The other saddening thing is to do with Ancient Worlds, which was also on BBC2, and on at 9pm which is a far more accessible time. My gripe here is not with the programme, or its timing, but the review of it in the Radio Times, the BBC’s own listings magazine:
‘If you’re lucky enough to own a head that can process stodgy, academic storytelling and fantastically wordy sentences, then you’re probably savouring Richard Miles’s series. But when the historian announces early on that Alexander the Great’s dad, King Philip II of Macedon, was, “unfettered by the parochial and claustrophobic embrace of the polis,” I had to pause the DVD and unpick my brain. This happened at least eight more times. If you ignore the verbose script, Miles is at least charming and excited by his subject. And he’s handsome. Think Peep Show’s Robert Webb (who he also sounds a lot like) but with bigger front teeth and a tan. Tonight, he talks in complicated terms about the rise of Alexander the Great and Hellenistic civilisation, without really explaining what this is. Ancient Greece, basically, but I had to double-check that on Wikipedia.’

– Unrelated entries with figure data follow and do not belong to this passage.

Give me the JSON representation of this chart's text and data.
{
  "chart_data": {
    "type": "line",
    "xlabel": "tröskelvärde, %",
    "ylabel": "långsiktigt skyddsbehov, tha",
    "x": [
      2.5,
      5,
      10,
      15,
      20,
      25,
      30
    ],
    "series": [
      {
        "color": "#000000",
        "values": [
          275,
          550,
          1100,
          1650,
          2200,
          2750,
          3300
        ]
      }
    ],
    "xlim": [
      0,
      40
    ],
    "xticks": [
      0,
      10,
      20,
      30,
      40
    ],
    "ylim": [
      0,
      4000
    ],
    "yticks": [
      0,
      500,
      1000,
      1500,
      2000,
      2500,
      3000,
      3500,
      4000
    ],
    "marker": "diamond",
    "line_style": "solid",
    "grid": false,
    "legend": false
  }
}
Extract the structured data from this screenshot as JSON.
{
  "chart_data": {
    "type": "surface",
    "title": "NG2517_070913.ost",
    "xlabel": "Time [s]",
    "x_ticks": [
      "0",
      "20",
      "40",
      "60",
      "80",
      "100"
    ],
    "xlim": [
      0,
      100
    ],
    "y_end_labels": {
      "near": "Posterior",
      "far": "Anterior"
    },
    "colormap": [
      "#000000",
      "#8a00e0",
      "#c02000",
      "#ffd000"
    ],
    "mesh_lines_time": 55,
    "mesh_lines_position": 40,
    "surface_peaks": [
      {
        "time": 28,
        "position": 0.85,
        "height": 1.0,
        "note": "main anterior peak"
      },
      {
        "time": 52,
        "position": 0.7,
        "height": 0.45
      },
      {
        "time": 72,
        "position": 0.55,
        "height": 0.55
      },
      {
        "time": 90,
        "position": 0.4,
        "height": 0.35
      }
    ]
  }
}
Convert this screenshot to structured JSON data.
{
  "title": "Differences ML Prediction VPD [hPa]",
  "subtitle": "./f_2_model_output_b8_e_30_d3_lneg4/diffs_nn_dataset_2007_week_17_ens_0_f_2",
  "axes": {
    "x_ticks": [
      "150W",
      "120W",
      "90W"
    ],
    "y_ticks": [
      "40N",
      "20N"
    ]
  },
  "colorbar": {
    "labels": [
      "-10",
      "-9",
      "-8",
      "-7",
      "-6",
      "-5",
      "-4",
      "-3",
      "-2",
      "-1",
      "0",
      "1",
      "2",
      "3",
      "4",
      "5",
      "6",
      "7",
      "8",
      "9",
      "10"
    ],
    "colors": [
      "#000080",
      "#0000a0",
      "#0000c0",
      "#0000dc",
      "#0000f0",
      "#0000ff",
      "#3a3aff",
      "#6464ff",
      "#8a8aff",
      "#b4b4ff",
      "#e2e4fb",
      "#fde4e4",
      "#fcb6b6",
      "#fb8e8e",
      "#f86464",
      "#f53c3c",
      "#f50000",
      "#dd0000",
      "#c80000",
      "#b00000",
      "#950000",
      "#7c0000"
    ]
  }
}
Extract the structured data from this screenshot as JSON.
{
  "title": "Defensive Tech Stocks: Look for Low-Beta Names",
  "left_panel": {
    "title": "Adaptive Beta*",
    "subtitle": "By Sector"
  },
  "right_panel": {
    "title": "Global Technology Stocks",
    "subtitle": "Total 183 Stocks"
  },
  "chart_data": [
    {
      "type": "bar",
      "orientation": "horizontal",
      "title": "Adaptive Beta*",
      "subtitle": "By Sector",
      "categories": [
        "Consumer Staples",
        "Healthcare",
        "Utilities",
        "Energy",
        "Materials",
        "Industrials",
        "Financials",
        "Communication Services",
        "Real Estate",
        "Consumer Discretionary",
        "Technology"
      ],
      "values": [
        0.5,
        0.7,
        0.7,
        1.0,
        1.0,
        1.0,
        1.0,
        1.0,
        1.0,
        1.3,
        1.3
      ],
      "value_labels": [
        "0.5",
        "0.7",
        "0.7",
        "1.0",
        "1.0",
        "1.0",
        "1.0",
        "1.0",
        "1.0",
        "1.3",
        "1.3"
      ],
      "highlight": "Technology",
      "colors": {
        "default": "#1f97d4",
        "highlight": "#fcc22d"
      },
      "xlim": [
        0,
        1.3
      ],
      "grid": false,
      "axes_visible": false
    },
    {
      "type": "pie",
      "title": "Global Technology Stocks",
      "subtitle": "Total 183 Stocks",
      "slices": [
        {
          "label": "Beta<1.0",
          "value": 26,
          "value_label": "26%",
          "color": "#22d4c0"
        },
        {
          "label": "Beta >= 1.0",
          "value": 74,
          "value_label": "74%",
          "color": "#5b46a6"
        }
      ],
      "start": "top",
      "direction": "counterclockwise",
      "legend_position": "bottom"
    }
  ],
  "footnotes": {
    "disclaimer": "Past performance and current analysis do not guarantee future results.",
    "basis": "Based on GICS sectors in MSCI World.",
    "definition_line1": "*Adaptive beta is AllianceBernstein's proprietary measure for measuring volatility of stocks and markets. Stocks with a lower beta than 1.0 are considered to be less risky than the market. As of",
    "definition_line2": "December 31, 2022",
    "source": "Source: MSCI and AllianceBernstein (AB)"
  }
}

That’s really going to make people want to watch it. Credit your audience with a little more intelligence than yourself, perhaps, ‘RM’; or perhaps, stick to reviewing Desperate Housewives and the like? Or, maybe the Radio Times editor could give programmes to reviewers who have a bit of a clue perhaps, rather than getting someone to write something that’s going to put off anyone who’s vacillating between trying Ancient Worlds and watching something else? Although they might watch it with the sound turned down so they could just letch after the presenter, I suppose.
Here’s my review of Julia Bradbury’s German Wanderlust (which was on yesterday evening and which I didn’t actually watch, but I think I’ve got the Radio Times‘s house style sorted): Julia Bradbury was trekking round Germany, and if you ignore the mentally challenging mentions of Byron, Wagner, Turner, Goethe, and the like, there’s some beautiful scenery, not least Julia herself. Definitely some wanderlust provided there, although she kept going on about the Romantic movement, whatever that is, although I’d certainly like to get Romantic with her.
I wonder if Radio Times would print it? If not I could always try the Guardian.